Nous prîmes alors la rampe d’un escalier intérieur construit en pierres de taille, et dont les marches usées vers le milieu forment une espèce de sillon, où l’on aime à suivre les pas de Jean-Jacques. Sur le premier palier est la porte extérieure qui donne sur la petite esplanade où se trouvait le cabinet de houblon.

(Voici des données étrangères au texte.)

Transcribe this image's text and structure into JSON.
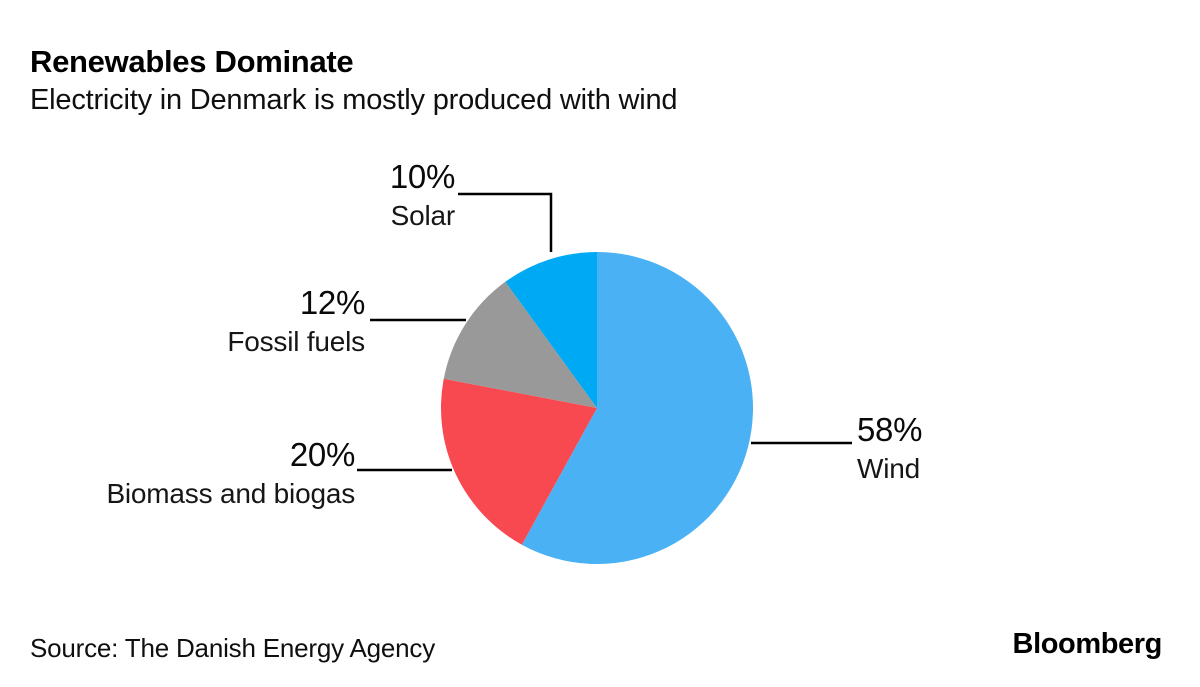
{
  "header": {
    "title": "Renewables Dominate",
    "subtitle": "Electricity in Denmark is mostly produced with wind"
  },
  "chart_data": {
    "type": "pie",
    "title": "Renewables Dominate",
    "subtitle": "Electricity in Denmark is mostly produced with wind",
    "unit": "%",
    "start_angle_deg": 0,
    "direction": "clockwise",
    "legend_position": "callout-labels",
    "slices": [
      {
        "label": "Wind",
        "value": 58,
        "display": "58%",
        "color": "#4AB2F4"
      },
      {
        "label": "Biomass and biogas",
        "value": 20,
        "display": "20%",
        "color": "#F84850"
      },
      {
        "label": "Fossil fuels",
        "value": 12,
        "display": "12%",
        "color": "#999999"
      },
      {
        "label": "Solar",
        "value": 10,
        "display": "10%",
        "color": "#00A9F4"
      }
    ]
  },
  "footer": {
    "source": "Source: The Danish Energy Agency",
    "brand": "Bloomberg"
  }
}
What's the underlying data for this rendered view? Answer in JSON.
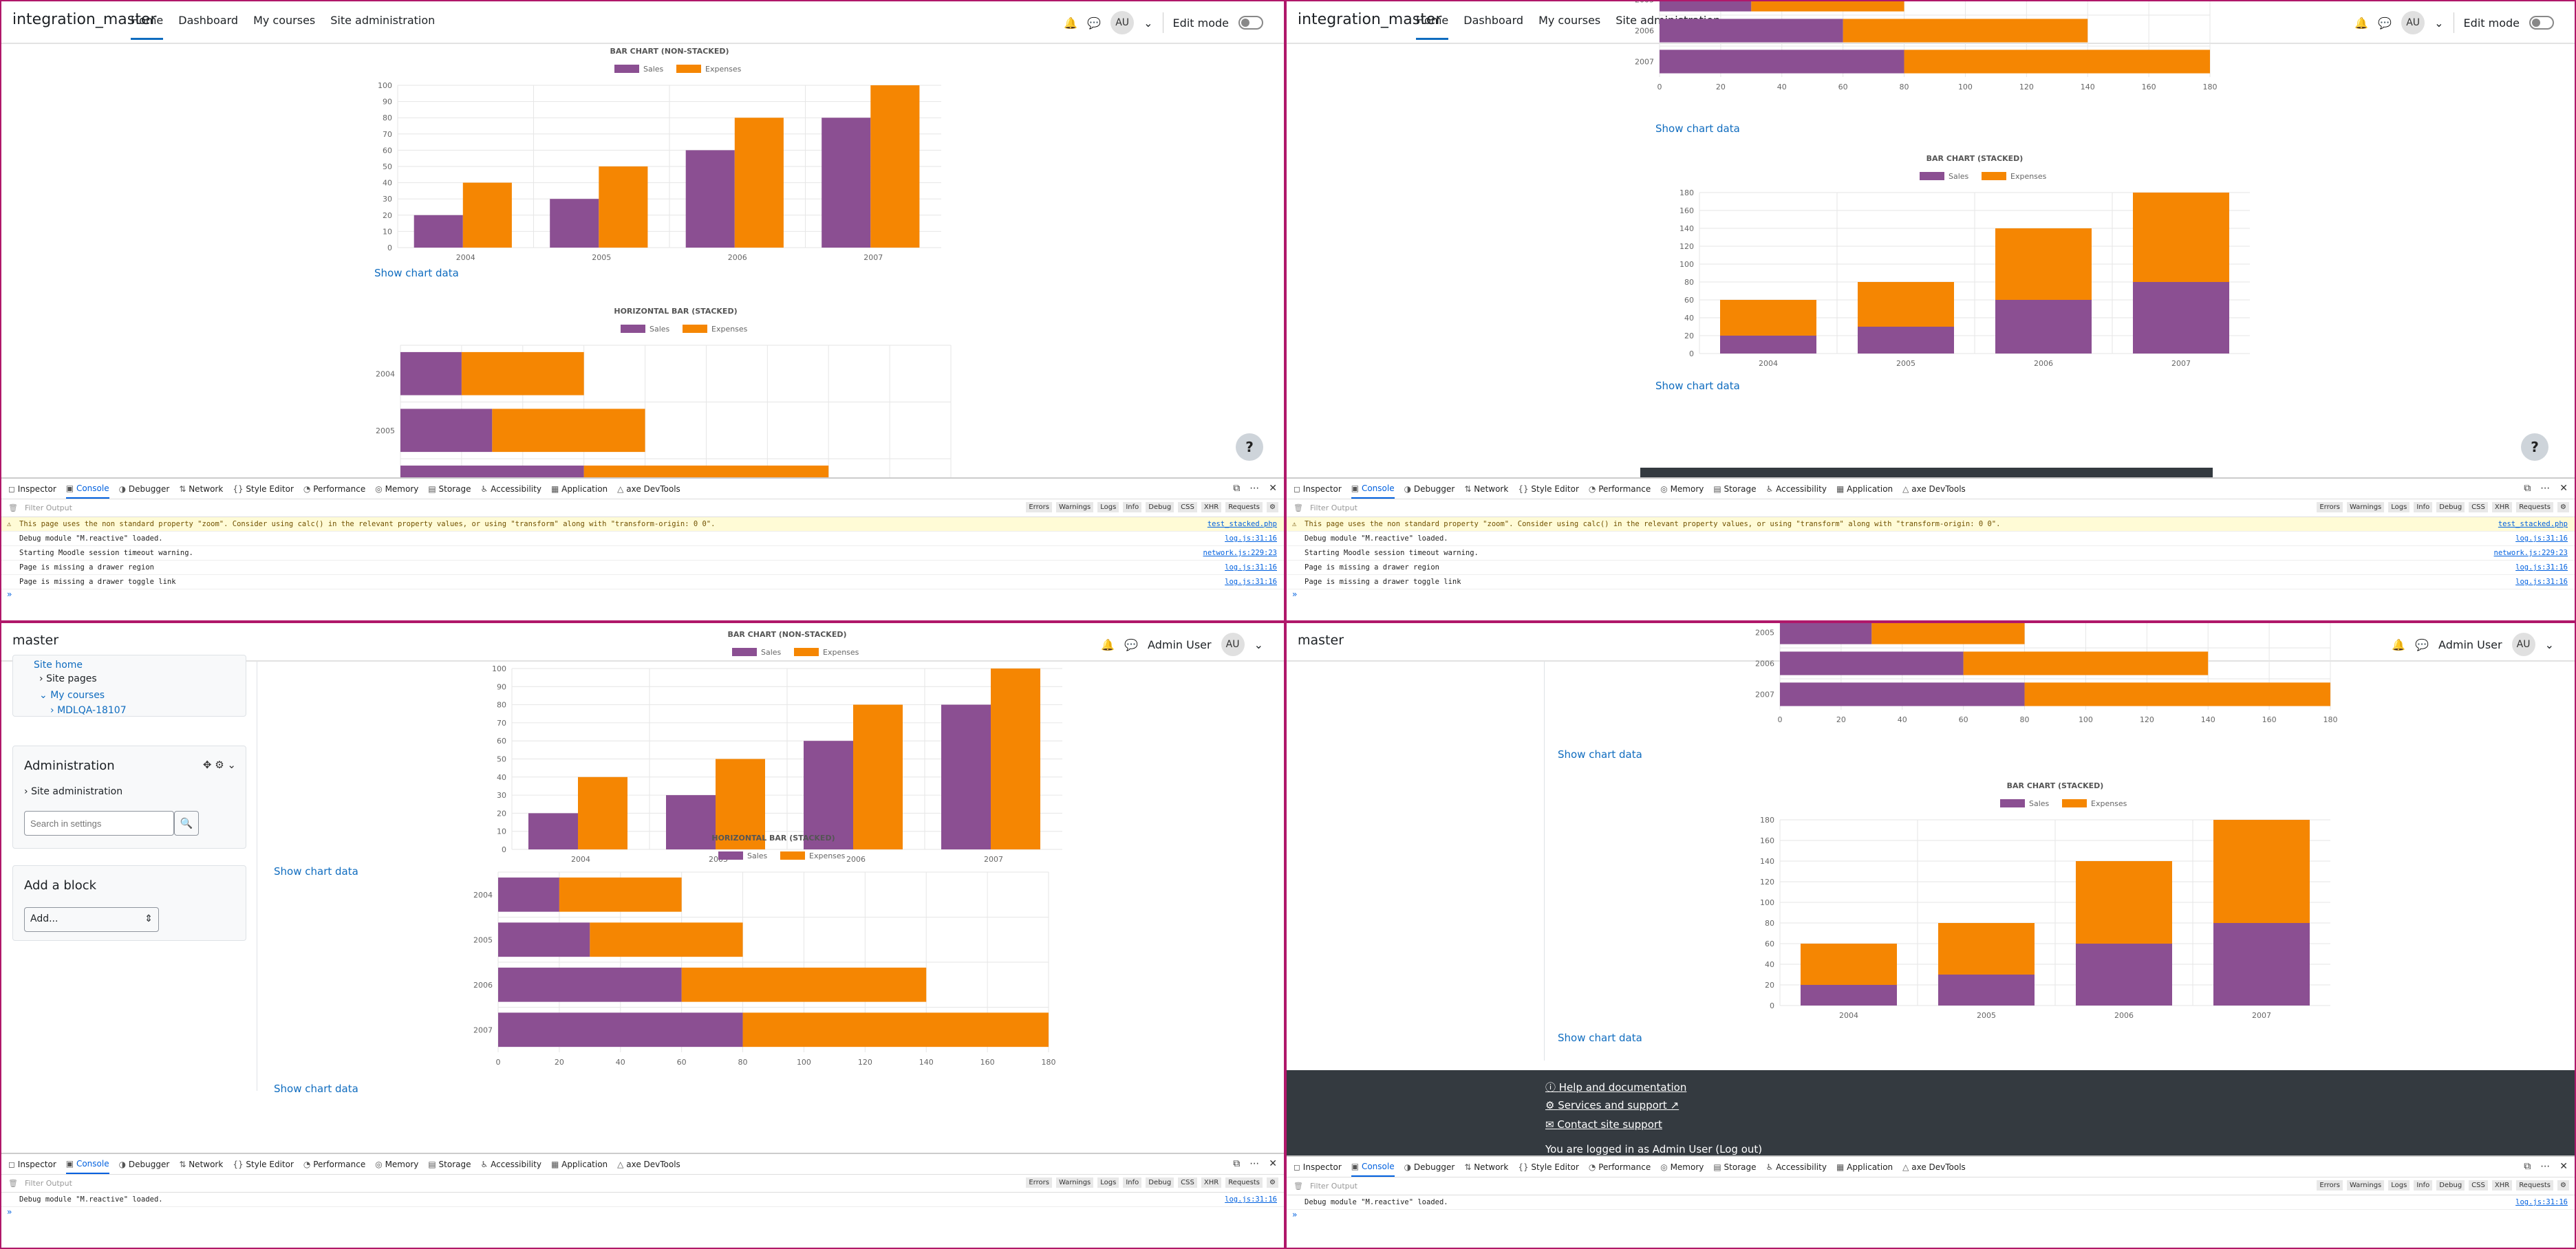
{
  "colors": {
    "sales": "#8b4f92",
    "expenses": "#f58602",
    "link": "#0f6cbf",
    "grid": "#e6e6e6"
  },
  "nav": {
    "site": "integration_master",
    "links": [
      "Home",
      "Dashboard",
      "My courses",
      "Site administration"
    ],
    "avatar": "AU",
    "edit_mode": "Edit mode",
    "site_alt": "master",
    "user_name": "Admin User"
  },
  "icons": {
    "bell": "bell-icon",
    "chat": "chat-icon",
    "help": "?",
    "chevron": "⌄"
  },
  "show_chart_data": "Show chart data",
  "chart_data": [
    {
      "type": "bar",
      "title": "BAR CHART (NON-STACKED)",
      "categories": [
        "2004",
        "2005",
        "2006",
        "2007"
      ],
      "series": [
        {
          "name": "Sales",
          "values": [
            20,
            30,
            60,
            80
          ]
        },
        {
          "name": "Expenses",
          "values": [
            40,
            50,
            80,
            100
          ]
        }
      ],
      "ylim": [
        0,
        100
      ],
      "yticks": [
        "0",
        "10",
        "20",
        "30",
        "40",
        "50",
        "60",
        "70",
        "80",
        "90",
        "100"
      ],
      "legend": "top"
    },
    {
      "type": "bar",
      "title": "HORIZONTAL BAR (STACKED)",
      "orientation": "horizontal",
      "stacked": true,
      "categories": [
        "2004",
        "2005",
        "2006",
        "2007"
      ],
      "series": [
        {
          "name": "Sales",
          "values": [
            20,
            30,
            60,
            80
          ]
        },
        {
          "name": "Expenses",
          "values": [
            40,
            50,
            80,
            100
          ]
        }
      ],
      "xlim": [
        0,
        180
      ],
      "xticks": [
        "0",
        "20",
        "40",
        "60",
        "80",
        "100",
        "120",
        "140",
        "160",
        "180"
      ],
      "legend": "top"
    },
    {
      "type": "bar",
      "title": "BAR CHART (STACKED)",
      "stacked": true,
      "categories": [
        "2004",
        "2005",
        "2006",
        "2007"
      ],
      "series": [
        {
          "name": "Sales",
          "values": [
            20,
            30,
            60,
            80
          ]
        },
        {
          "name": "Expenses",
          "values": [
            40,
            50,
            80,
            100
          ]
        }
      ],
      "ylim": [
        0,
        180
      ],
      "yticks": [
        "0",
        "20",
        "40",
        "60",
        "80",
        "100",
        "120",
        "140",
        "160",
        "180"
      ],
      "legend": "top"
    }
  ],
  "devtools": {
    "tabs": [
      "Inspector",
      "Console",
      "Debugger",
      "Network",
      "Style Editor",
      "Performance",
      "Memory",
      "Storage",
      "Accessibility",
      "Application",
      "axe DevTools"
    ],
    "filter_placeholder": "Filter Output",
    "filters": [
      "Errors",
      "Warnings",
      "Logs",
      "Info",
      "Debug",
      "CSS",
      "XHR",
      "Requests"
    ],
    "messages": [
      {
        "text": "This page uses the non standard property \"zoom\". Consider using calc() in the relevant property values, or using \"transform\" along with \"transform-origin: 0 0\".",
        "src": "test_stacked.php",
        "warn": true
      },
      {
        "text": "Debug module \"M.reactive\" loaded.",
        "src": "log.js:31:16"
      },
      {
        "text": "Starting Moodle session timeout warning.",
        "src": "network.js:229:23"
      },
      {
        "text": "Page is missing a drawer region",
        "src": "log.js:31:16"
      },
      {
        "text": "Page is missing a drawer toggle link",
        "src": "log.js:31:16"
      }
    ],
    "prompt": "»"
  },
  "sidebar": {
    "site_home": "Site home",
    "site_pages": "Site pages",
    "my_courses": "My courses",
    "course": "MDLQA-18107",
    "admin_title": "Administration",
    "site_admin": "Site administration",
    "search_placeholder": "Search in settings",
    "add_block_title": "Add a block",
    "add_select": "Add..."
  },
  "footer": {
    "help": "Help and documentation",
    "services": "Services and support",
    "contact": "Contact site support",
    "logged": "You are logged in as Admin User (Log out)"
  }
}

Ce cabinet n’existe plus, mais le noyer qui ombrage encore la place invite à s’y reposer, et l’on sent que, dans ce lieu retiré, il faut parler de son cœur, ou se taire.

En reprenant l’escalier, on arrive à la chambre de madame de Warens. Elle est assez grande, et bien éclairée par deux fenêtres, d’où l’on découvre une vue étendue et fort agréable. En face de la cheminée est une porte qui s’ouvre sur une petite chambre carrée, avec une seule fenêtre donnant sur le verger, et une seconde porte ouvrant sur le corridor. C’est là, c’est dans ce modeste réduit que Rousseau prétend avoir passé les seuls moments qui lui donnent le droit de dire qu’il a vécu. Je ne sais si quelque chose de ce bonheur est resté dans cette retraite ; mais en considérant la place où était le lit de Jean-Jacques, le site charmant qui réjouissait chaque matin ses regards, les deux planches clouées sur les murs, unique bibliothèque de celui dont les livres devaient un jour orner les plus belles ; en voyant cette petite porte donnant sur la chambre d’une amie, je pensais qu’ainsi logé, je serais fort heureux. Je repassais dans ma tête la jeunesse de Rousseau : je le voyais valet comme moi ; je me supposais un génie tel que le sien, et je ne cherchais plus qu’une madame de Warens, pour mette à profit mes talents, et partager avec elle la plus douce existence.

La vieille Marion me tira de ce rêve charmant, et me conduisant dans une petite chapelle intérieure, où l’on avait, réuni tous les ornements de celle fondée par madame de Warens. Je lui demandai si elle se rappelait quelque chose du caractère de la fondatrice.

— Rien, dit-elle, si ce n’est qu’elle était fort charitable.